When part of Poland was released in 1944, Hirszfeld took part immediately in the creation of the University of Lublin of which he became the prorector. In 1945 he became director of the Institute of Medical Microbiology in Wrocław and senior of the medical college. Until its death he taught at the Institute, now affiliated to the Polish Academy of Sciences and which took its name.
Hirszfeld received many honors, including honorary doctorates of the universities of Prague (1950) and Zurich (1951). He wrote almost 400 French, German work, in English and Polish, a great number in collaboration with other famous researchers and much with his wife.
It is in Hirszfeld and von Dungern that names are owed has, B, AB and O for the blood groups; previously one spoke about groups I, II, III and IV. He proposed designations has and B because of the agglutinins. In 1910-1911 he discovered the heredity of the blood groups, discovered which made it possible to establish the exclusion of paternity by serology. During the First World War he wrote with his wife of work on séro-anthropology, at the origin of the fundamental conclusions on the composition of the human races present and last. According to its theory of the blood groups known as of the Pleiads, the other groups probably developed during the evolution starting from the group the O, most antiquated.

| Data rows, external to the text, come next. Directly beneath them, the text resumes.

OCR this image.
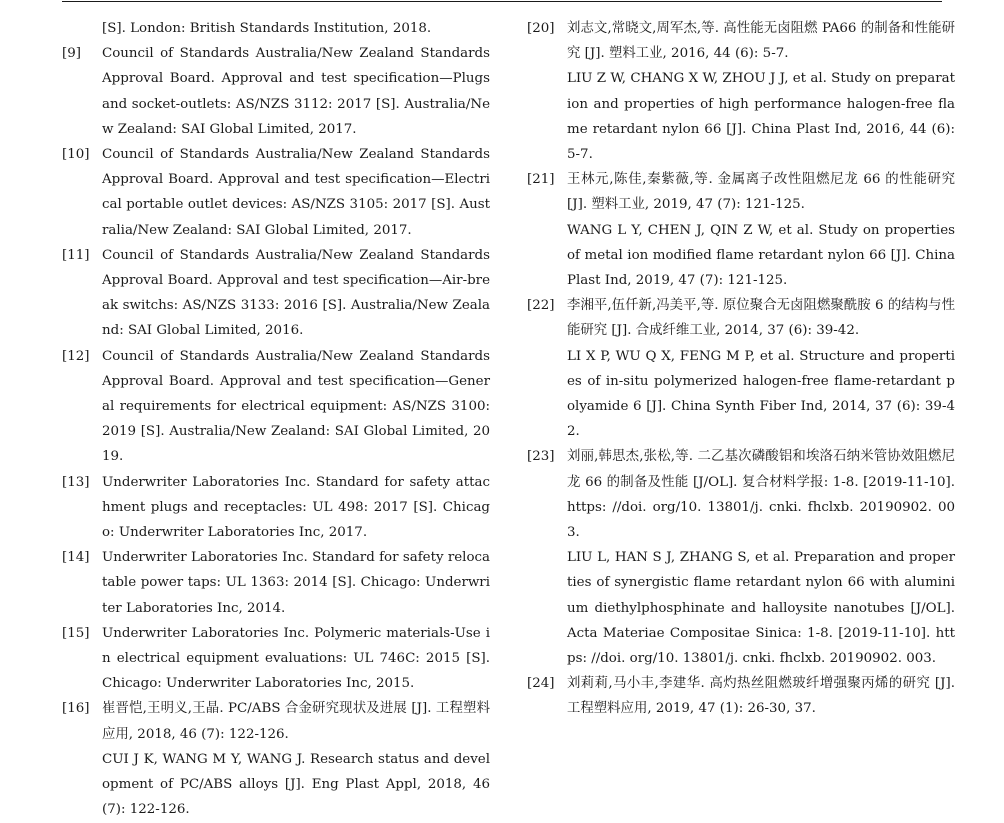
[S]. London: British Standards Institution, 2018.
[9] Council of Standards Australia/New Zealand Standards Approval Board. Approval and test specification—Plugs and socket-outlets: AS/NZS 3112: 2017 [S]. Australia/New Zealand: SAI Global Limited, 2017.
[10] Council of Standards Australia/New Zealand Standards Approval Board. Approval and test specification—Electrical portable outlet devices: AS/NZS 3105: 2017 [S]. Australia/New Zealand: SAI Global Limited, 2017.
[11] Council of Standards Australia/New Zealand Standards Approval Board. Approval and test specification—Air-break switchs: AS/NZS 3133: 2016 [S]. Australia/New Zealand: SAI Global Limited, 2016.
[12] Council of Standards Australia/New Zealand Standards Approval Board. Approval and test specification—General requirements for electrical equipment: AS/NZS 3100: 2019 [S]. Australia/New Zealand: SAI Global Limited, 2019.
[13] Underwriter Laboratories Inc. Standard for safety attachment plugs and receptacles: UL 498: 2017 [S]. Chicago: Underwriter Laboratories Inc, 2017.
[14] Underwriter Laboratories Inc. Standard for safety relocatable power taps: UL 1363: 2014 [S]. Chicago: Underwriter Laboratories Inc, 2014.
[15] Underwriter Laboratories Inc. Polymeric materials-Use in electrical equipment evaluations: UL 746C: 2015 [S]. Chicago: Underwriter Laboratories Inc, 2015.
[16] 崔晋恺,王明义,王晶. PC/ABS 合金研究现状及进展 [J]. 工程塑料应用, 2018, 46 (7): 122-126.
CUI J K, WANG M Y, WANG J. Research status and development of PC/ABS alloys [J]. Eng Plast Appl, 2018, 46 (7): 122-126.
[20] 刘志文,常晓文,周军杰,等. 高性能无卤阻燃 PA66 的制备和性能研究 [J]. 塑料工业, 2016, 44 (6): 5-7.
LIU Z W, CHANG X W, ZHOU J J, et al. Study on preparation and properties of high performance halogen-free flame retardant nylon 66 [J]. China Plast Ind, 2016, 44 (6): 5-7.
[21] 王林元,陈佳,秦紫薇,等. 金属离子改性阻燃尼龙 66 的性能研究 [J]. 塑料工业, 2019, 47 (7): 121-125.
WANG L Y, CHEN J, QIN Z W, et al. Study on properties of metal ion modified flame retardant nylon 66 [J]. China Plast Ind, 2019, 47 (7): 121-125.
[22] 李湘平,伍仟新,冯美平,等. 原位聚合无卤阻燃聚酰胺 6 的结构与性能研究 [J]. 合成纤维工业, 2014, 37 (6): 39-42.
LI X P, WU Q X, FENG M P, et al. Structure and properties of in-situ polymerized halogen-free flame-retardant polyamide 6 [J]. China Synth Fiber Ind, 2014, 37 (6): 39-42.
[23] 刘丽,韩思杰,张松,等. 二乙基次磷酸铝和埃洛石纳米管协效阻燃尼龙 66 的制备及性能 [J/OL]. 复合材料学报: 1-8. [2019-11-10]. https: //doi. org/10. 13801/j. cnki. fhclxb. 20190902. 003.
LIU L, HAN S J, ZHANG S, et al. Preparation and properties of synergistic flame retardant nylon 66 with aluminium diethylphosphinate and halloysite nanotubes [J/OL]. Acta Materiae Compositae Sinica: 1-8. [2019-11-10]. https: //doi. org/10. 13801/j. cnki. fhclxb. 20190902. 003.
[24] 刘莉莉,马小丰,李建华. 高灼热丝阻燃玻纤增强聚丙烯的研究 [J]. 工程塑料应用, 2019, 47 (1): 26-30, 37.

Hirszfeld was the first to be envisaged between the mother and the child the conflict serologic which the discovery of the Rhesus factor confirmed. On this basis it developed, in the last years of its life, an “allergic” theory of the abortions and recommended the therapy by the antihistamines. Hirszfeld also inquired into the Tumeur S and the serology of the Tuberculose. Its discovery of the infectious agent of the fever paratyphoid a.c. have important consequences for the differential Diagnosis.

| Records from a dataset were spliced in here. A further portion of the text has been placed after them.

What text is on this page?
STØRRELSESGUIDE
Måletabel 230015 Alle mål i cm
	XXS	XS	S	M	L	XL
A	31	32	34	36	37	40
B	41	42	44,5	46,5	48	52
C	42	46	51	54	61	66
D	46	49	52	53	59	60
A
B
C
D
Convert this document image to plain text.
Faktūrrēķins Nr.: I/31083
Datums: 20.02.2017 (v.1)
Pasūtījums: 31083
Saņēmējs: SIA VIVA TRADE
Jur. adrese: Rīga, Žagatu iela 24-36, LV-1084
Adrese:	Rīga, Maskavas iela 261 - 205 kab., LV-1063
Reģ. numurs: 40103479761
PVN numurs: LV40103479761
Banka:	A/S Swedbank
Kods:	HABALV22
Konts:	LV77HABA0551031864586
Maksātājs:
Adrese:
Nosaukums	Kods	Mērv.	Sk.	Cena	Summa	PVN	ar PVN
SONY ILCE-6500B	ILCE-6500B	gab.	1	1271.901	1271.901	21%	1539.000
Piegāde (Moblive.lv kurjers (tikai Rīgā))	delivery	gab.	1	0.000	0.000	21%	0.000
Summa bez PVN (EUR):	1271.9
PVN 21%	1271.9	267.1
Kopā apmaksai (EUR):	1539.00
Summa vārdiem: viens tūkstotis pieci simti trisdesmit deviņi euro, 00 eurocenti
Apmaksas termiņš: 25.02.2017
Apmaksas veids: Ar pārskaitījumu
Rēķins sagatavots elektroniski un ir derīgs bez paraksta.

In 1914, in collaboration with R. Klinger, Hirszfeld developed a serodiagnostic test of reaction for the Syphilis, which however did not replace the test of Wasserman going back to 1906. Its studies on the Goiter, endemic in certain Swiss areas, involved a very sharp debate with E. Bircher on the theory - largely confirmed today - which these goiters endemic are caused by the lack of iodine in water and the food, contrary with the hydrotelluric theory.